BOSTON (AP) — Murder charges against a Massachusetts man accused of stabbing another man after a brief altercation could be dismissed because prosecutors allowed a grand jury to hear a confidential conversation between him and his lawyer.
The conversation was recorded while Jonathan Niemic, 23, was in a Dartmouth county jail and talking on the phone with his lawyer, Robert Griffin. The recording was played to the grand jury that later indicted Niemic.
Now Griffin is asking a judge to throw out the murder case against Niemic, who is accused of stabbing 34-year-old Michael Correia of Fairhaven after the two men had a brief argument and fistfight. Griffin argues that giving the grand jury the recording violates the sacrosanct legal principle of attorney-client privilege and amounts to “egregious prosecution misconduct.”
The blunder by prosecutors has created a buzz in the state’s legal community.
“This is the most hallowed aspect of our criminal justice system. If you cannot have a conversation with your lawyer that you know is going to be privileged, then the entire system falls apart,” said Christopher Dearborn, a professor at Suffolk University Law School.
Most telephone conversations in Massachusetts jails are recorded, with the exception of conversations between lawyers and their clients. Bristol County Sheriff Thomas Hodgson, who runs the jail where Niemic was being held, said the recording system automatically shuts off when it recognizes the phone number of an attorney.
The sheriff’s office keeps a list of about 15,000 telephone numbers developed from the Massachusetts directory of lawyers.
But in Niemic’s case, his lawyer’s phone number was not in the system, so the call was inadvertently recorded, Bristol District Attorney Sam Sutter said. He said Griffin did not give to the sheriff’s office the phone number he gave to Niemic, so the system did not recognize it and recorded the conversation.
“It was an accident. It was unintentional. It was inadvertent,” Sutter said. “We would never want to introduce a conversation between a lawyer and his client.”
Neither Sutter nor Niemic’s lawyer have said whether anything significant was disclosed during the conversation.
Sutter said all parties to jail conversations are warned through a recording that calls are being monitored and recorded, and he does not understand how Griffin could not know the call was being recorded.
Sutter’s explanation has not appeased critics, who are supporting Griffin’s call for the murder case to be dismissed.
“It is totally improper for a prosecutor to introduce evidence of attorney-client conversations as they did. I dare say that a second-year law student would know that it was improper,” said Edward Ryan Jr., a defense lawyer and former president of the Massachusetts Bar Association.
“There is simply no excuse for an allegedly experienced prosecutor doing that,” Ryan said.
Assistant District Attorney Aaron Strojny, who submitted a compact disc with the conversation on it to the grand jury, did not return a call seeking comment.
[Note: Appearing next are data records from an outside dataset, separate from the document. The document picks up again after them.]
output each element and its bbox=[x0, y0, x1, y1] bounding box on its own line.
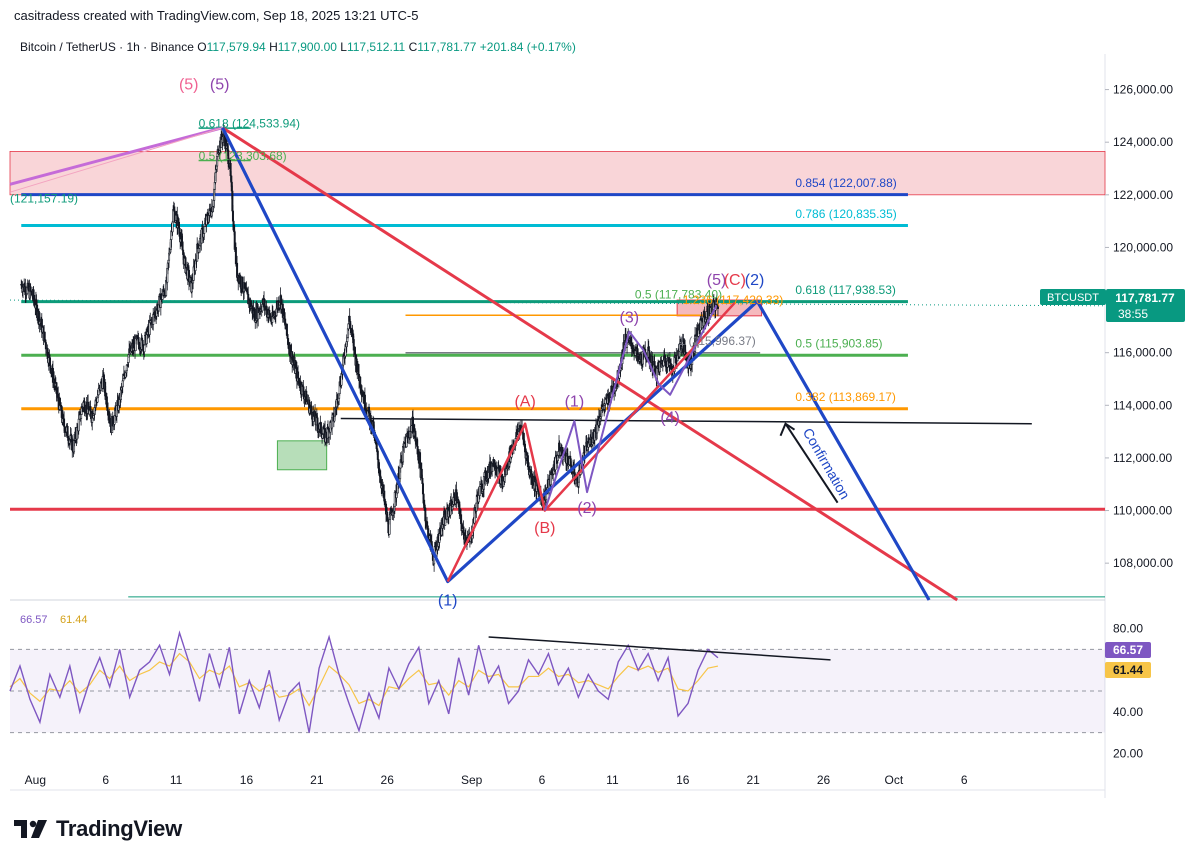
fib-label: 0.5 (123,303.68) bbox=[199, 149, 287, 163]
rsi-tick-label: 20.00 bbox=[1113, 746, 1143, 760]
wave-label: (B) bbox=[534, 520, 555, 537]
time-tick-label: 26 bbox=[817, 773, 831, 787]
rsi-tag-ma: 61.44 bbox=[1113, 663, 1143, 677]
time-tick-label: Aug bbox=[25, 773, 46, 787]
candle-body bbox=[670, 363, 673, 370]
drawings bbox=[9, 126, 959, 602]
wave-label: (2) bbox=[577, 500, 597, 517]
tradingview-logo: TradingView bbox=[14, 816, 182, 842]
confirmation-annotation: Confirmation bbox=[800, 425, 854, 502]
resistance-zone bbox=[9, 151, 1106, 196]
candle-body bbox=[368, 406, 371, 414]
candle-body bbox=[121, 380, 124, 388]
candle-body bbox=[234, 247, 237, 265]
price-tick-label: 110,000.00 bbox=[1113, 504, 1172, 518]
price-tick-label: 126,000.00 bbox=[1113, 83, 1173, 97]
wave-label: (5) bbox=[179, 77, 199, 94]
fib-label: 0.618 (124,533.94) bbox=[199, 117, 300, 131]
wave-label: (4) bbox=[660, 409, 680, 426]
price-tick-label: 108,000.00 bbox=[1113, 556, 1173, 570]
fib-label: 0.382 (113,869.17) bbox=[795, 390, 896, 404]
price-tag-symbol: BTCUSDT bbox=[1047, 292, 1099, 304]
fib-label: (121,157.19) bbox=[10, 192, 78, 206]
price-tag-price: 117,781.77 bbox=[1115, 291, 1175, 305]
candle-body bbox=[80, 414, 83, 419]
price-tick-label: 124,000.00 bbox=[1113, 135, 1173, 149]
candle-body bbox=[196, 243, 199, 250]
candle-body bbox=[182, 249, 185, 255]
price-chart[interactable]: 0.618 (124,533.94) 0.5 (123,303.68) (121,1… bbox=[0, 0, 1200, 860]
fib-label: 0.5 (115,903.85) bbox=[795, 336, 882, 350]
time-tick-label: 16 bbox=[240, 773, 254, 787]
tradingview-logo-icon bbox=[14, 820, 47, 838]
rsi-tag-value: 66.57 bbox=[1113, 643, 1143, 657]
neckline bbox=[340, 417, 1032, 425]
rsi-value-label: 66.57 bbox=[20, 614, 48, 626]
price-tick-label: 112,000.00 bbox=[1113, 451, 1172, 465]
candle-body bbox=[376, 450, 379, 460]
candle-body bbox=[48, 357, 51, 366]
fib-levels bbox=[9, 127, 1106, 598]
time-tick-label: 21 bbox=[310, 773, 324, 787]
candle-body bbox=[419, 452, 422, 466]
wave-label: (C) bbox=[724, 272, 746, 289]
time-tick-label: Oct bbox=[885, 773, 904, 787]
time-tick-label: 11 bbox=[170, 773, 183, 787]
red-downtrend-line bbox=[221, 126, 959, 602]
candle-body bbox=[478, 486, 481, 496]
time-tick-label: 26 bbox=[381, 773, 395, 787]
candle-body bbox=[49, 365, 52, 373]
candle-body bbox=[285, 324, 288, 335]
price-tick-label: 114,000.00 bbox=[1113, 398, 1172, 412]
rsi-tags: 66.57 61.44 bbox=[1105, 642, 1151, 678]
price-tag: BTCUSDT 117,781.77 38:55 bbox=[1040, 289, 1185, 322]
time-tick-label: 21 bbox=[746, 773, 760, 787]
candle-body bbox=[554, 456, 557, 471]
time-axis[interactable]: Aug 6 11 16 21 26 Sep 6 11 16 21 26 Oct 6 bbox=[25, 773, 968, 787]
wave-label: (2) bbox=[745, 272, 765, 289]
candle-body bbox=[716, 306, 719, 309]
candle-body bbox=[310, 405, 313, 413]
price-axis[interactable]: 126,000.00 124,000.00 122,000.00 120,000.00… bbox=[1105, 83, 1173, 571]
time-tick-label: 6 bbox=[539, 773, 546, 787]
time-tick-label: 6 bbox=[102, 773, 109, 787]
rsi-tick-label: 40.00 bbox=[1113, 705, 1143, 719]
candle-body bbox=[197, 248, 200, 253]
wave-label: (1) bbox=[565, 394, 585, 411]
price-tick-label: 122,000.00 bbox=[1113, 188, 1173, 202]
rsi-ma-label: 61.44 bbox=[60, 614, 88, 626]
fib-label: 1 (115,996.37) bbox=[679, 334, 756, 348]
time-tick-label: 11 bbox=[606, 773, 619, 787]
wave-label: (1) bbox=[438, 592, 458, 609]
fib-label: 0.618 (117,938.53) bbox=[795, 283, 896, 297]
candle-body bbox=[241, 276, 244, 291]
time-tick-label: Sep bbox=[461, 773, 483, 787]
price-tick-label: 116,000.00 bbox=[1113, 346, 1172, 360]
blue-wave-path bbox=[221, 127, 931, 601]
wave-label: (A) bbox=[514, 394, 535, 411]
rsi-pane[interactable]: 80.00 40.00 20.00 bbox=[9, 622, 1143, 761]
candle-body bbox=[43, 331, 46, 341]
rsi-tick-label: 80.00 bbox=[1113, 622, 1143, 636]
wave-label: (5) bbox=[210, 77, 230, 94]
fib-label: 0.786 (120,835.35) bbox=[795, 207, 896, 221]
price-tick-label: 120,000.00 bbox=[1113, 240, 1173, 254]
candle-body bbox=[321, 434, 324, 439]
wave-label: (3) bbox=[619, 309, 639, 326]
tradingview-logo-text: TradingView bbox=[56, 816, 182, 841]
fib-label: 0.854 (122,007.88) bbox=[795, 176, 896, 190]
price-tag-countdown: 38:55 bbox=[1118, 307, 1148, 321]
support-box bbox=[276, 440, 328, 471]
fib-label: 1.236 (117,420.33) bbox=[683, 293, 784, 307]
time-tick-label: 6 bbox=[961, 773, 968, 787]
candle-body bbox=[77, 418, 80, 432]
candle-body bbox=[203, 225, 206, 234]
time-tick-label: 16 bbox=[676, 773, 690, 787]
Griffin, a former state prosecutor, also did not return calls seeking comment. In a motion filed in court, Griffin asked a judge to dismiss the murder charge “with prejudice,” meaning prosecutors would be barred from seeking a new indictment against Niemic in Correia’s death.
“The conduct of the prosecution in this case was so egregious and prejudicial to the defendant so as to warrant dismissal of the charge now pending against him,” Griffin said in his motion.
Dearborn said it doesn’t matter how the phone call got in front of the grand jury.
“This was clearly an enormous error by the prosecutor, and the problem is — whether it’s misfeasance or malfeasance — it shouldn’t matter at some point,” he said. “The standard we hold our prosecutors to has to be high enough that they when they undermine the attorney-client privilege to the extent it happened in this case, there has to be an appropriate remedy.”
Sutter said that because of the jail’s policy of not recording attorney-client phone calls, Strojny “had no reason to think there was an attorney-client call on that CD.”
“Should the prosecutor have listened to that CD before marking it as an exhibit — yes,” Sutter said. “Were there mitigating circumstances? I think there were.”
A hearing on the motion is scheduled for March 28.